5. It is also interesting that this man had already written a brief biography of Sri Aurobindo which did raise a few eyebrows. Was it just a feeler? What impelled this second biography? And what would prevent a third one,— has he not already conceded that he has more material but did not/could not put it as it may be considered 'objectionable'.
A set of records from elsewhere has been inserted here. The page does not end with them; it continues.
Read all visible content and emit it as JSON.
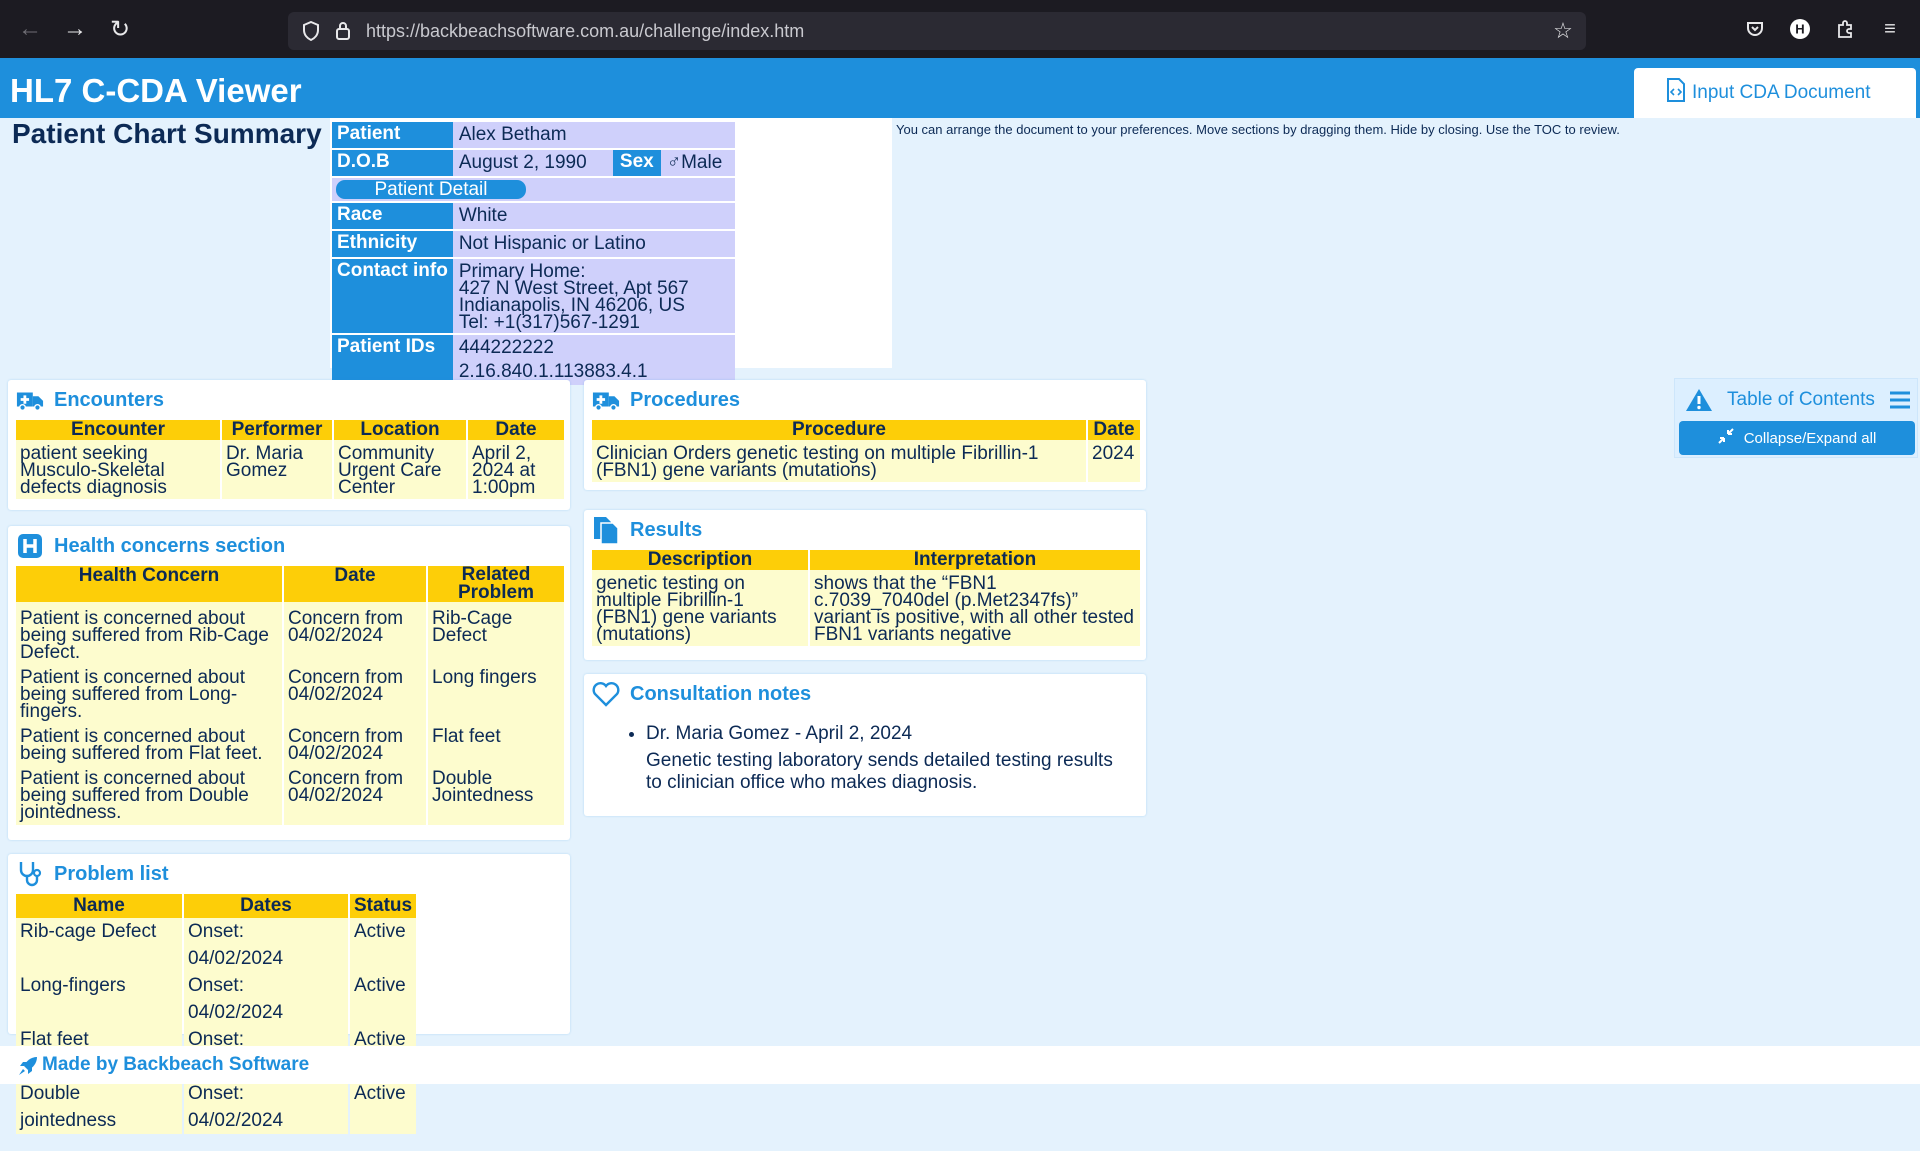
{
  "browser": {
    "url": "https://backbeachsoftware.com.au/challenge/index.htm"
  },
  "app": {
    "title": "HL7 C-CDA Viewer",
    "input_button": "Input CDA Document"
  },
  "summary": {
    "title": "Patient Chart Summary",
    "instructions": "You can arrange the document to your preferences. Move sections by dragging them. Hide by closing. Use the TOC to review.",
    "labels": {
      "patient": "Patient",
      "dob": "D.O.B",
      "sex": "Sex",
      "race": "Race",
      "ethnicity": "Ethnicity",
      "contact": "Contact info",
      "ids": "Patient IDs"
    },
    "patient": "Alex Betham",
    "dob": "August 2, 1990",
    "sex": "♂Male",
    "detail_button": "Patient Detail",
    "race": "White",
    "ethnicity": "Not Hispanic or Latino",
    "contact": [
      "Primary Home:",
      "427 N West Street, Apt 567",
      "Indianapolis, IN 46206, US",
      "Tel: +1(317)567-1291"
    ],
    "ids": "444222222 2.16.840.1.113883.4.1"
  },
  "encounters": {
    "title": "Encounters",
    "headers": [
      "Encounter",
      "Performer",
      "Location",
      "Date"
    ],
    "row": [
      "patient seeking Musculo-Skeletal defects diagnosis",
      "Dr. Maria Gomez",
      "Community Urgent Care Center",
      "April 2, 2024 at 1:00pm"
    ]
  },
  "procedures": {
    "title": "Procedures",
    "headers": [
      "Procedure",
      "Date"
    ],
    "row": [
      "Clinician Orders genetic testing on multiple Fibrillin-1 (FBN1) gene variants (mutations)",
      "2024"
    ]
  },
  "results": {
    "title": "Results",
    "headers": [
      "Description",
      "Interpretation"
    ],
    "row": [
      "genetic testing on multiple Fibrillin-1 (FBN1) gene variants (mutations)",
      "shows that the “FBN1 c.7039_7040del (p.Met2347fs)” variant is positive, with all other tested FBN1 variants negative"
    ]
  },
  "health_concerns": {
    "title": "Health concerns section",
    "headers": [
      "Health Concern",
      "Date",
      "Related Problem"
    ],
    "rows": [
      [
        "Patient is concerned about being suffered from Rib-Cage Defect.",
        "Concern from 04/02/2024",
        "Rib-Cage Defect"
      ],
      [
        "Patient is concerned about being suffered from Long-fingers.",
        "Concern from 04/02/2024",
        "Long fingers"
      ],
      [
        "Patient is concerned about being suffered from Flat feet.",
        "Concern from 04/02/2024",
        "Flat feet"
      ],
      [
        "Patient is concerned about being suffered from Double jointedness.",
        "Concern from 04/02/2024",
        "Double Jointedness"
      ]
    ]
  },
  "consultation": {
    "title": "Consultation notes",
    "author": "Dr. Maria Gomez - April 2, 2024",
    "note": "Genetic testing laboratory sends detailed testing results to clinician office who makes diagnosis."
  },
  "problems": {
    "title": "Problem list",
    "headers": [
      "Name",
      "Dates",
      "Status"
    ],
    "rows": [
      [
        "Rib-cage Defect",
        "Onset: 04/02/2024",
        "Active"
      ],
      [
        "Long-fingers",
        "Onset: 04/02/2024",
        "Active"
      ],
      [
        "Flat feet",
        "Onset: 04/02/2024",
        "Active"
      ],
      [
        "Double jointedness",
        "Onset: 04/02/2024",
        "Active"
      ]
    ]
  },
  "toc": {
    "title": "Table of Contents",
    "collapse_button": "Collapse/Expand all"
  },
  "footer": {
    "text": "Made by Backbeach Software"
  }
}
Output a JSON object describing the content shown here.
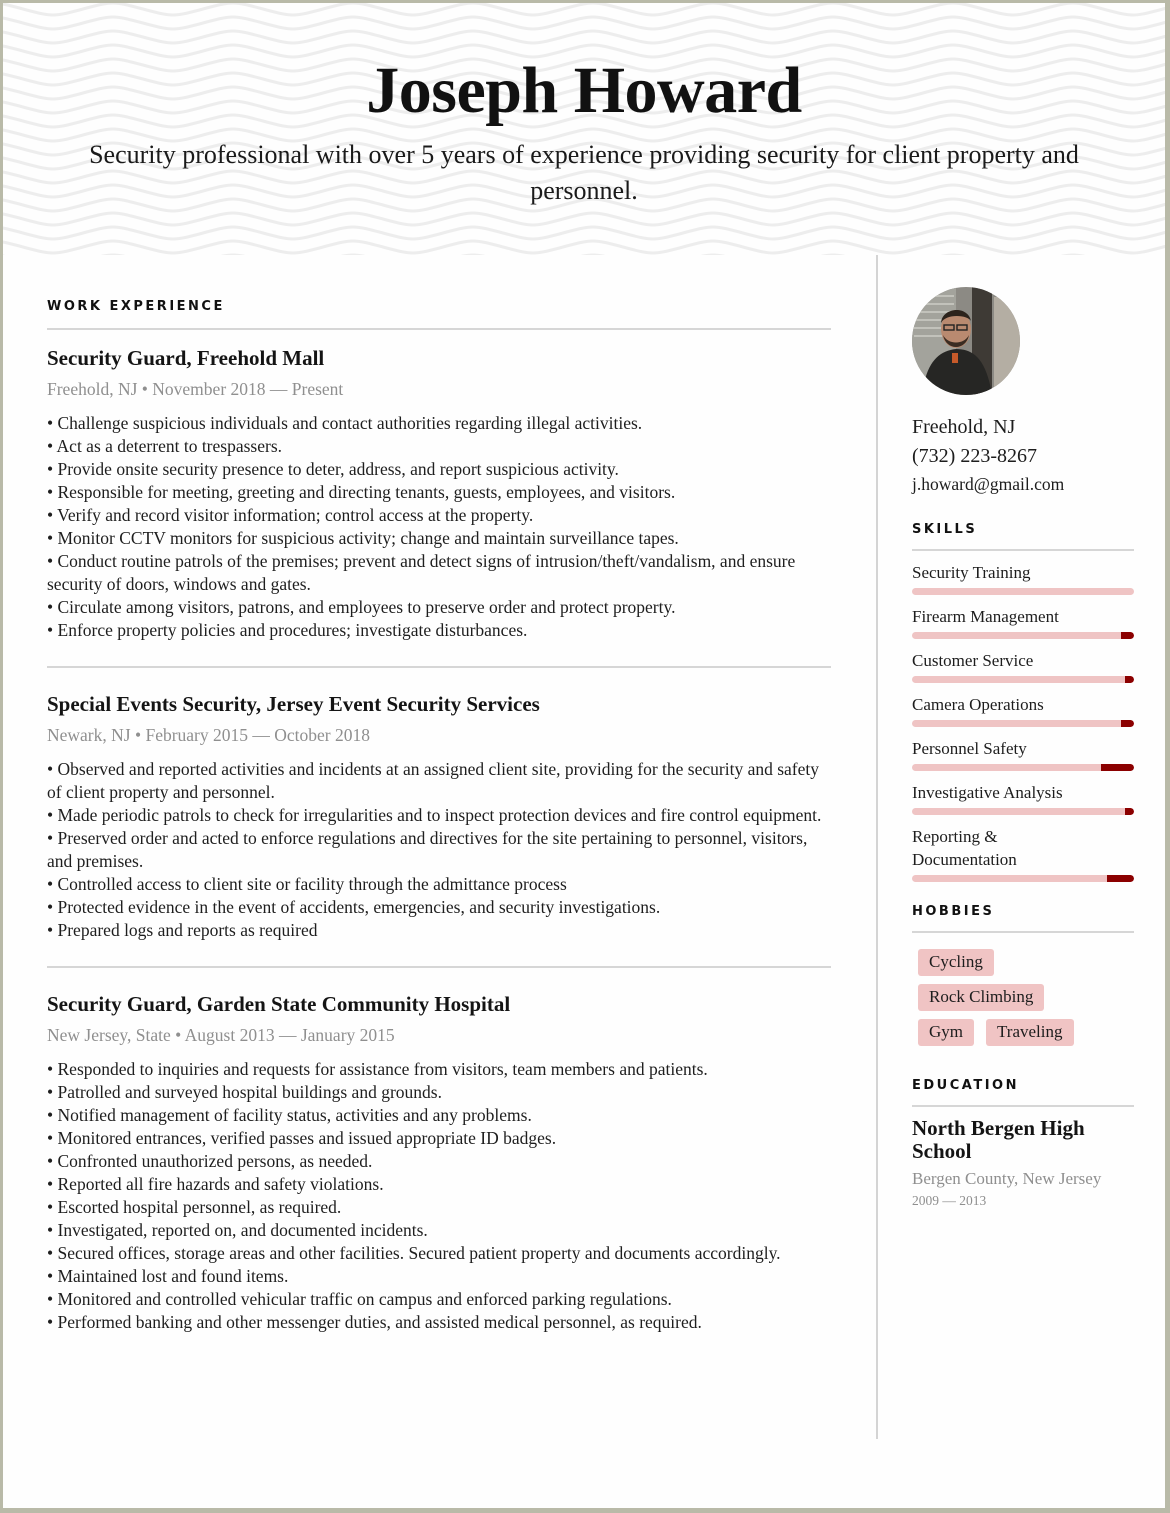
{
  "header": {
    "name": "Joseph Howard",
    "summary": "Security professional with over 5 years of experience providing security for client property and personnel."
  },
  "work_experience": {
    "title": "WORK EXPERIENCE",
    "jobs": [
      {
        "title": "Security Guard, Freehold Mall",
        "meta": "Freehold, NJ • November 2018 — Present",
        "bullets": [
          "• Challenge suspicious individuals and contact authorities regarding illegal activities.",
          "• Act as a deterrent to trespassers.",
          "• Provide onsite security presence to deter, address, and report suspicious activity.",
          "• Responsible for meeting, greeting and directing tenants, guests, employees, and visitors.",
          "• Verify and record visitor information; control access at the property.",
          "• Monitor CCTV monitors for suspicious activity; change and maintain surveillance tapes.",
          "• Conduct routine patrols of the premises; prevent and detect signs of intrusion/theft/vandalism, and ensure security of doors, windows and gates.",
          "• Circulate among visitors, patrons, and employees to preserve order and protect property.",
          "• Enforce property policies and procedures; investigate disturbances."
        ]
      },
      {
        "title": "Special Events Security, Jersey Event Security Services",
        "meta": "Newark, NJ • February 2015 — October 2018",
        "bullets": [
          "• Observed and reported activities and incidents at an assigned client site, providing for the security and safety of client property and personnel.",
          "• Made periodic patrols to check for irregularities and to inspect protection devices and fire control equipment.",
          "• Preserved order and acted to enforce regulations and directives for the site pertaining to personnel, visitors, and premises.",
          "• Controlled access to client site or facility through the admittance process",
          "• Protected evidence in the event of accidents, emergencies, and security investigations.",
          "• Prepared logs and reports as required"
        ]
      },
      {
        "title": "Security Guard, Garden State Community Hospital",
        "meta": "New Jersey, State • August 2013 — January 2015",
        "bullets": [
          "• Responded to inquiries and requests for assistance from visitors, team members and patients.",
          "• Patrolled and surveyed hospital buildings and grounds.",
          "• Notified management of facility status, activities and any problems.",
          "• Monitored entrances, verified passes and issued appropriate ID badges.",
          "• Confronted unauthorized persons, as needed.",
          "• Reported all fire hazards and safety violations.",
          "• Escorted hospital personnel, as required.",
          "• Investigated, reported on, and documented incidents.",
          "• Secured offices, storage areas and other facilities. Secured patient property and documents accordingly.",
          "• Maintained lost and found items.",
          "• Monitored and controlled vehicular traffic on campus and enforced parking regulations.",
          "• Performed banking and other messenger duties, and assisted medical personnel, as required."
        ]
      }
    ]
  },
  "sidebar": {
    "avatar_icon": "person-photo",
    "location": "Freehold, NJ",
    "phone": "(732) 223-8267",
    "email": "j.howard@gmail.com",
    "skills_title": "SKILLS",
    "skills": [
      {
        "label": "Security Training",
        "marker_fraction": 0.0
      },
      {
        "label": "Firearm Management",
        "marker_fraction": 0.06
      },
      {
        "label": "Customer Service",
        "marker_fraction": 0.04
      },
      {
        "label": "Camera Operations",
        "marker_fraction": 0.06
      },
      {
        "label": "Personnel Safety",
        "marker_fraction": 0.15
      },
      {
        "label": "Investigative Analysis",
        "marker_fraction": 0.04
      },
      {
        "label": "Reporting & Documentation",
        "marker_fraction": 0.12
      }
    ],
    "hobbies_title": "HOBBIES",
    "hobbies": [
      [
        "Cycling"
      ],
      [
        "Rock Climbing"
      ],
      [
        "Gym",
        "Traveling"
      ]
    ],
    "education_title": "EDUCATION",
    "education": {
      "school": "North Bergen High School",
      "place": "Bergen County, New Jersey",
      "years": "2009 — 2013"
    }
  },
  "colors": {
    "skill_track": "#efc4c4",
    "skill_marker": "#8b0000",
    "hobby_chip": "#f0c4c4",
    "meta_text": "#8f8f8f"
  }
}
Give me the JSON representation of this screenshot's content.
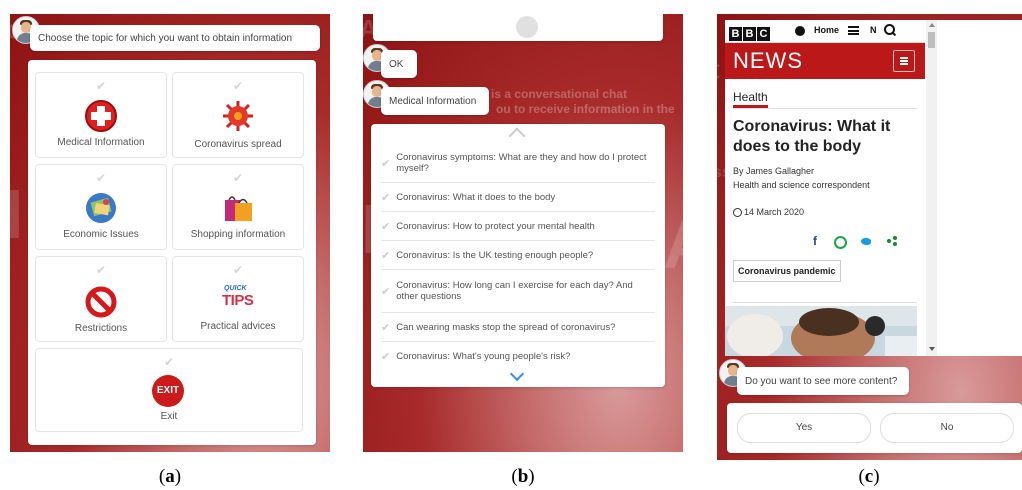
{
  "captions": {
    "a": "a",
    "b": "b",
    "c": "c"
  },
  "panel_a": {
    "prompt": "Choose the topic for which you want to obtain information",
    "topics": [
      {
        "label": "Medical Information",
        "icon": "medical-cross-icon"
      },
      {
        "label": "Coronavirus spread",
        "icon": "virus-icon"
      },
      {
        "label": "Economic Issues",
        "icon": "globe-money-icon"
      },
      {
        "label": "Shopping information",
        "icon": "shopping-bags-icon"
      },
      {
        "label": "Restrictions",
        "icon": "prohibited-icon"
      },
      {
        "label": "Practical advices",
        "icon": "quick-tips-icon"
      },
      {
        "label": "Exit",
        "icon": "exit-icon"
      }
    ],
    "exit_icon_text": "EXIT",
    "tips_icon_top": "QUICK",
    "tips_icon_bottom": "TIPS"
  },
  "panel_b": {
    "user_reply_1": "OK",
    "user_reply_2": "Medical Information",
    "ghost_text_1": "is a conversational chat",
    "ghost_text_2": "ou to receive information in the",
    "items": [
      "Coronavirus symptoms: What are they and how do I protect myself?",
      "Coronavirus: What it does to the body",
      "Coronavirus: How to protect your mental health",
      "Coronavirus: Is the UK testing enough people?",
      "Coronavirus: How long can I exercise for each day? And other questions",
      "Can wearing masks stop the spread of coronavirus?",
      "Coronavirus: What's young people's risk?"
    ]
  },
  "panel_c": {
    "bbc_letters": [
      "B",
      "B",
      "C"
    ],
    "nav_home": "Home",
    "nav_more": "N",
    "brand": "NEWS",
    "section": "Health",
    "headline": "Coronavirus: What it does to the body",
    "byline": "By James Gallagher",
    "role": "Health and science correspondent",
    "date": "14 March 2020",
    "tag": "Coronavirus pandemic",
    "question": "Do you want to see more content?",
    "yes": "Yes",
    "no": "No",
    "brand_color": "#bb1919"
  }
}
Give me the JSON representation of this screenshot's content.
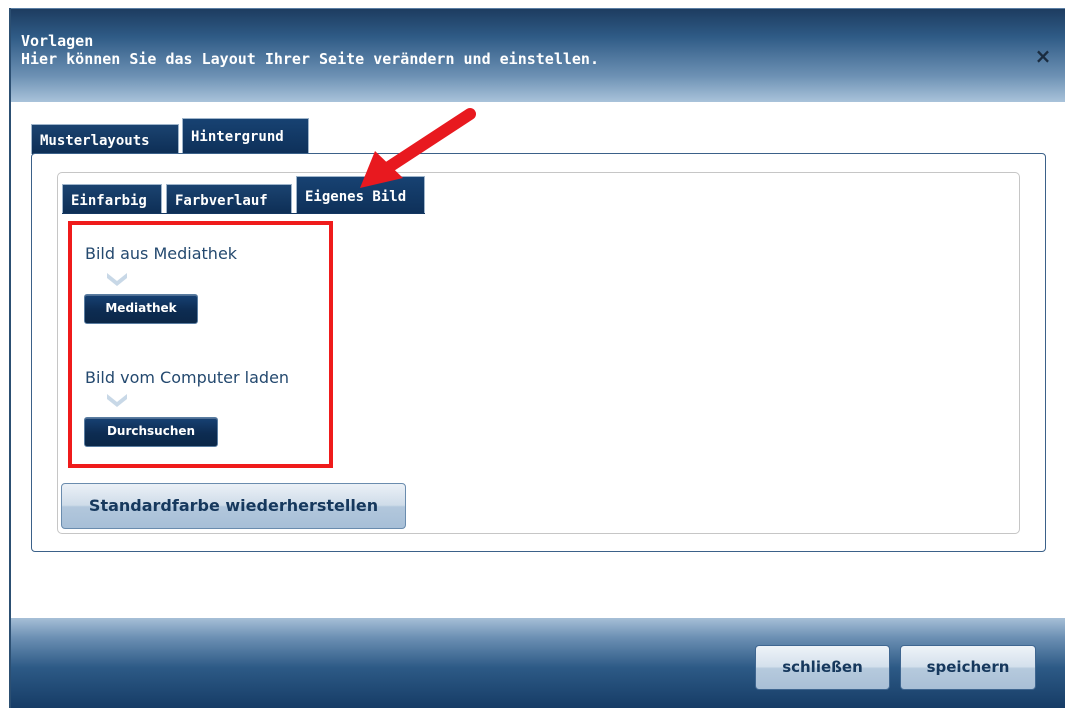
{
  "dialog": {
    "title": "Vorlagen",
    "subtitle": "Hier können Sie das Layout Ihrer Seite verändern und einstellen.",
    "close_symbol": "×"
  },
  "tabs": [
    {
      "label": "Musterlayouts",
      "active": false
    },
    {
      "label": "Hintergrund",
      "active": true
    }
  ],
  "subtabs": [
    {
      "label": "Einfarbig",
      "active": false
    },
    {
      "label": "Farbverlauf",
      "active": false
    },
    {
      "label": "Eigenes Bild",
      "active": true
    }
  ],
  "content": {
    "media_label": "Bild aus Mediathek",
    "media_button": "Mediathek",
    "computer_label": "Bild vom Computer laden",
    "browse_button": "Durchsuchen",
    "reset_button": "Standardfarbe wiederherstellen"
  },
  "footer": {
    "close_button": "schließen",
    "save_button": "speichern"
  },
  "colors": {
    "primary": "#133761",
    "highlight": "#ef1b1b",
    "arrow": "#e8191f"
  },
  "icons": {
    "close": "close-icon",
    "chevron": "chevron-down-icon",
    "arrow": "red-arrow-icon"
  }
}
Again Pandey lets his fantasy run wild.

So, should we wait for a third, even more 'objective' biography micro-analyzing (read psychoanalyzing) Sri Aurobindo while leaving out the very best, the very highest still more vague and dim. What good is gained by measuring the shadow of greatness or by analyzing the mud in which the lotus has cast its roots and chooses to make its home and bloom! Should he, under such circumstances continue in the Archives? Is it because one believes he will change or because he is held in great awe of his 'mighty unquestioned intellect' who will tell us what none could say. Is he being indulged because one is helpless or is it because we don't care as long as our personal reputation is safe? As to the 'Guru's' life, how does it concern us?? Why don't we then adopt the same yardstick and the same broad-mindedness when our personal reputation or the Ashram's reputation is attacked? Is the Master greater or lesser than the institution and individuals who constitute it? To remain silent would be, in my view at least, not an act of charity and benevolence, but one of cowardice and one may dare say, guru-droha.

The Mother considered it to be an act of faithfulness to the Divine's work to keep silent when one has nothing pleasant to say about something or somebody in the Ashram (CWM 17:219, reproduced in Rules of the Sri Aurobindo Ashram, 2003). If I have ventured to present another view of some of the points raised by Pandey, it is not out of a personal lack of respect, but only to redress the one-sidedness of the debate.

Those who know the quality of Pandey's published writings or have heard him speak may find it hard to believe that his polemics against a fellow sadhak were written by the same person. One might have preferred to pay no attention to these documents, but they have done too much damage to be dismissed as inconsequential. Moreover, they are evidently part of the history of the formation of a religion based on the worship of Sri Aurobindo and the Mother, who repeatedly warned of the danger of creating a religion in their names. This is a matter of serious concern for those who have dedicated their lives to Sri Aurobindo's work.

Pandey's letter ends with a further section stating his demands. This will not be reproduced here because it concerned only the Trustees and should never have been made public.